Walter Bradford Cannon (1871 – 1945) was an American physiologist, professor and chairman of the Department of Physiology at Harvard Medical School.

That theory – which quickly became so popular that it turned into conventional wisdom – has since been heavily altered and modified as scientific understanding of the human body has increased. Scientists now usually call it the “stress response” – which better and more broadly defines an entire set of physical and emotional changes the human body makes in response to any threat or stress. Today we know from the many controlled studies done on both animals and humans that stress doesn’t only mean an aggressive confrontation – it can also include things like the body’s response to environmental factors like cold temperatures, altered salt intake, or even water immersion. However, while the relationship between the stress response and the body’s biological reaction has been the subject of a great deal of study, many mysteries still remain.

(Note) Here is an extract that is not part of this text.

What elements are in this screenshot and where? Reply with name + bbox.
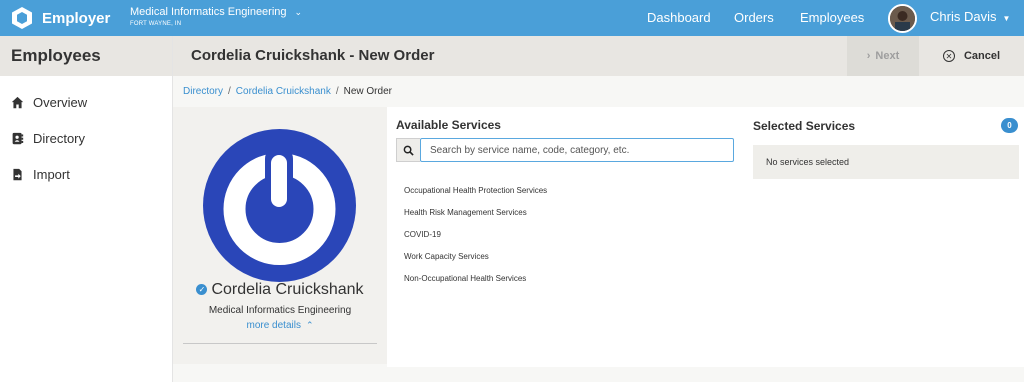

But unfortunately, the idea of the fight-or-flight syndrome seems to have extended itself far beyond Cannon’s original theory and intent. Today it has come to describe, for many people, the only two possible responses to a threat. If an aggressor or an oppressor approaches, that old understanding posits, you only have a binary, lesser-of-two-evils choice: run away or do battle. In both of those choices, at least one victim gets created – flight implies cowardice and further victimization; and using violence always creates at least two victims, the injured victim and the perpetrator.

The third way, constructive resilience, asks us to treat enemies as friends – which, if we succeed, leaves no victims. 

The Baha’i constructive resilience approach does not mean that we should ignore our pain or invalidate social scourges like racism, but it does ask us to be lovingly constructive rather than destructive in all of our relationships. It asks us to immediately forgive our oppressors and recognize, at the same time, that we can be resilient in the face of oppression if we take a spiritual path. It replaces anger and violence with understanding and peace – which Baha’is believe will always prevail over the long term.

This third way requires courage – both the courage to stand up to an oppressor without fear, and the courage to actually return love for hate:

Act in accordance with the counsels of the Lord: that is, rise up in such wise, and with such qualities, as to endow the body of this world with a living soul, and to bring this young child, humanity, to the stage of adulthood. So far as ye are able, ignite a candle of love in every meeting, and with tenderness rejoice and cheer ye every heart. Care for the stranger as for one of your own; show to alien souls the same loving kindness ye bestow upon your faithful friends. Should any come to blows with you, seek to be friends with him; should any stab you to the heart, be ye a healing salve unto his sores; should any taunt and mock at you, meet him with love. Should any heap his blame upon you, praise ye him; should he offer you a deadly poison, give him the choicest honey in exchange; and should he threaten your life, grant him a remedy that will heal him evermore. Should he be pain itself, be ye his medicine; should he be thorns, be ye his roses and sweet herbs. Perchance such ways and words from you will make this darksome world turn bright at last; will make this dusty earth turn heavenly, this devilish prison place become a royal palace of the Lord – so that war and strife will pass and be no more, and love and trust will pitch their tents on the summits of the world. – Abdu’l-Baha, Selections from the Writings of Abdu’l-Baha.

“Meet him with love,” Abdu’l-Baha wrote, giving us that third Baha’i way to respond to an oppressor – not only with nonviolence, but with constructive resilience.